Julia Alvarez's "A Wedding In Haiti"

By Roger Annis
Seattle, April 21, 2012--Yesterday evening, I attended a reading at the Seattle public library by author Julia Alvarez of her new book 'A Wedding in Haiti.' One hundred people were on hand. The book tells the story of the Haitian people that the author and her husband, Bill Eichner, have come to know through their support of a successful coffee enterprise in the Dominican Republic, Cafe Alta Gracia.

In a review published in The Seattle Times, April 15, 2012, Agnes Torres Al-Shibibi writes, "Julia Alvarez's "A Wedding in Haiti" is a touching, funny, eye-opening and uplifting memoir, and a rare intimate look at our poorest neighbor in the Western Hemisphere..."

Alvarez is a DR-born writer living on a small farm with her husband in Vermont.

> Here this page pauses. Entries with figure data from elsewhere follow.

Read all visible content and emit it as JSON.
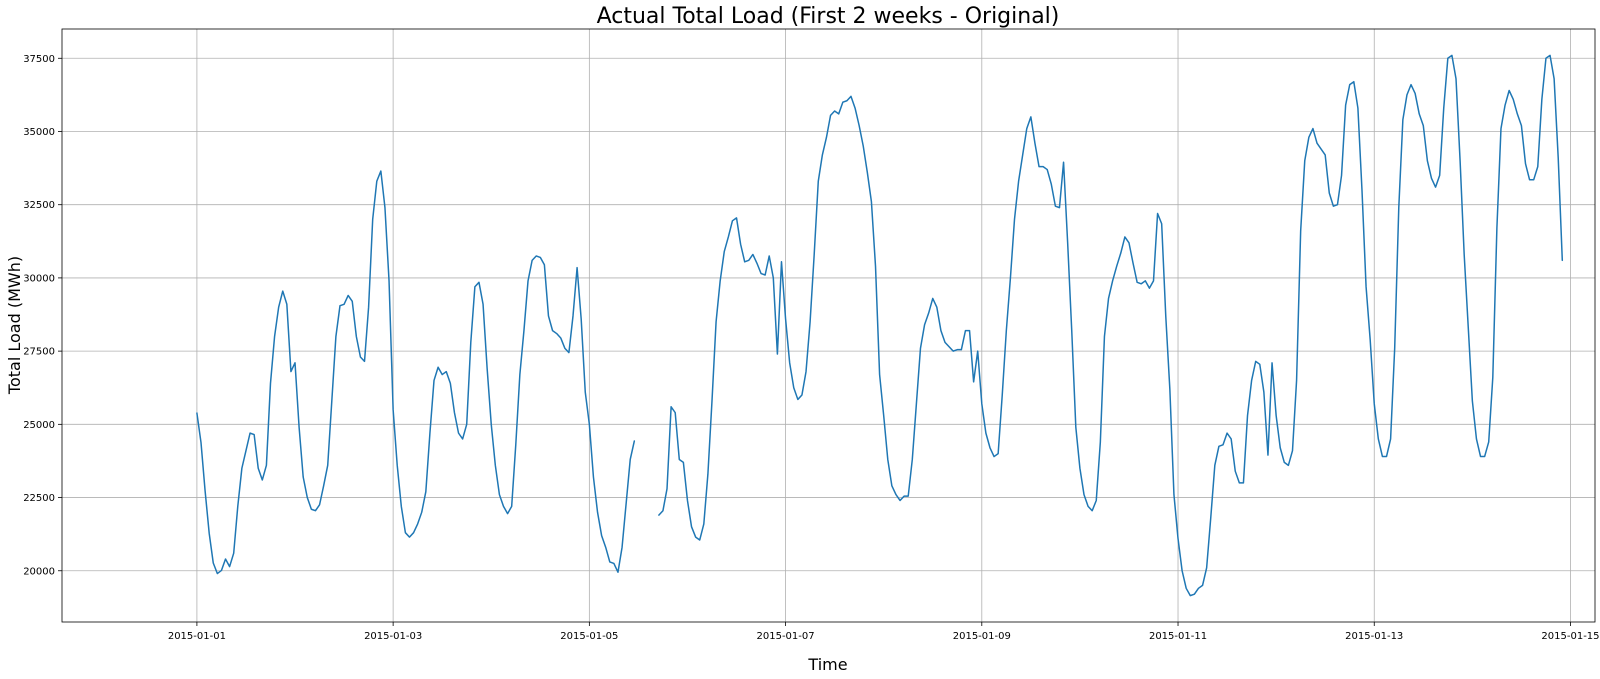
{
  "chart_data": {
    "type": "line",
    "title": "Actual Total Load (First 2 weeks - Original)",
    "xlabel": "Time",
    "ylabel": "Total Load (MWh)",
    "grid": true,
    "xlim": [
      "2014-12-30T15:00",
      "2015-01-15T06:00"
    ],
    "ylim": [
      18250,
      38500
    ],
    "x_ticks": [
      "2015-01-01",
      "2015-01-03",
      "2015-01-05",
      "2015-01-07",
      "2015-01-09",
      "2015-01-11",
      "2015-01-13",
      "2015-01-15"
    ],
    "y_ticks": [
      20000,
      22500,
      25000,
      27500,
      30000,
      32500,
      35000,
      37500
    ],
    "series": [
      {
        "color": "#1f77b4",
        "x_unit": "hours since 2015-01-01 00:00",
        "segments": [
          {
            "start": "2015-01-01T00:00",
            "values": [
              25385,
              24382,
              22734,
              21286,
              20264,
              19905,
              20010,
              20400,
              20142,
              20600,
              22200,
              23500,
              24100,
              24700,
              24650,
              23500,
              23100,
              23600,
              26400,
              28000,
              29000,
              29550,
              29100,
              26800,
              27100,
              24900,
              23200,
              22500,
              22100,
              22050,
              22250,
              22900,
              23600,
              25800,
              28000,
              29050,
              29100,
              29400,
              29200,
              28000,
              27300,
              27150,
              29000,
              32000,
              33300,
              33650,
              32400,
              29900,
              25500,
              23600,
              22200,
              21300,
              21150,
              21300,
              21600,
              22000,
              22700,
              24700,
              26500,
              26950,
              26700,
              26800,
              26400,
              25400,
              24700,
              24500,
              25000,
              27800,
              29700,
              29850,
              29100,
              26900,
              25000,
              23600,
              22600,
              22200,
              21950,
              22200,
              24300,
              26700,
              28200,
              29900,
              30600,
              30750,
              30700,
              30450,
              28700,
              28200,
              28100,
              27950,
              27600,
              27450,
              28700,
              30350,
              28600,
              26100,
              25000,
              23200,
              22000,
              21200,
              20800,
              20300,
              20250,
              19950,
              20800,
              22300,
              23800,
              24430
            ]
          },
          {
            "start": "2015-01-05T17:00",
            "values": [
              21900,
              22050,
              22800,
              25600,
              25400,
              23800,
              23700,
              22400,
              21500,
              21150,
              21050,
              21600,
              23300,
              25800,
              28500,
              29900,
              30900,
              31400,
              31950,
              32050,
              31150,
              30550,
              30600,
              30800,
              30500,
              30150,
              30100,
              30750,
              30000,
              27400,
              30550,
              28600,
              27100,
              26250,
              25850,
              26000,
              26800,
              28500,
              30800,
              33300,
              34200,
              34800,
              35550,
              35700,
              35600,
              36000,
              36050,
              36200,
              35800,
              35200,
              34500,
              33600,
              32600,
              30400,
              26700,
              25300,
              23800,
              22900,
              22600,
              22400,
              22550,
              22550,
              23800,
              25700,
              27600,
              28400,
              28800,
              29300,
              29000,
              28200,
              27800,
              27650,
              27500,
              27550,
              27550,
              28200,
              28200,
              26450,
              27500,
              25700,
              24700,
              24200,
              23900,
              24000,
              26000,
              28200,
              30000,
              32000,
              33300,
              34200,
              35100,
              35500,
              34600,
              33800,
              33800,
              33700,
              33200,
              32450,
              32400,
              33950,
              31200,
              28200,
              24900,
              23500,
              22600,
              22200,
              22050,
              22400,
              24400,
              28000,
              29300,
              29900,
              30400,
              30850,
              31400,
              31200,
              30500,
              29850,
              29800,
              29900,
              29650,
              29900,
              32200,
              31850,
              28700,
              26200,
              22600,
              21100,
              20000,
              19400,
              19150,
              19200,
              19400,
              19500,
              20100,
              21800,
              23600,
              24250,
              24300,
              24700,
              24500,
              23400,
              23000,
              23000,
              25300,
              26500,
              27150,
              27050,
              26100,
              23950,
              27100,
              25300,
              24200,
              23700,
              23600,
              24100,
              26500,
              31600,
              34000,
              34800,
              35100,
              34600,
              34400,
              34200,
              32900,
              32450,
              32500,
              33500,
              35900,
              36600,
              36700,
              35800,
              33000,
              29700,
              27900,
              25700,
              24500,
              23900,
              23900,
              24500,
              27600,
              32400,
              35400,
              36250,
              36600,
              36300,
              35600,
              35200,
              34000,
              33400,
              33100,
              33500,
              35800,
              37500,
              37600,
              36800,
              34000,
              30800,
              28300,
              25800,
              24500,
              23900,
              23900,
              24400,
              26600,
              31700,
              35100,
              35900,
              36400,
              36100,
              35600,
              35200,
              33900,
              33350,
              33350,
              33800,
              36100,
              37500,
              37600,
              36800,
              34100,
              30600
            ]
          }
        ]
      }
    ]
  }
}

She is a retired professor of literature at Vermont's Middlebury College and now an author in residence there. Small world.
 
The author did not go into much detail of the situation in Haiti, claiming, too modestly, that she is not an expert or 'talking head' on the country. She nonetheless expressed to the audience an extraordinary sensitivity and understanding of the plight of the Haitian people. She linked the situation of Haiti's poor quite powerfully to that of the poor in the U.S., talking, for example, of the significance of the Occupy movement and of the plight of Mexican laborers she has come to know on remote Vermont dairy farms. The laborers can't leave the farms because they would stand out too much in racially-profiled Vermont and risk being detained by cops for harassment or deportation.Their jobs are lifelines for their families back in Mexico.
 
Bill Eichner joined the discussion period with his own, perceptive views of the situation in Haiti.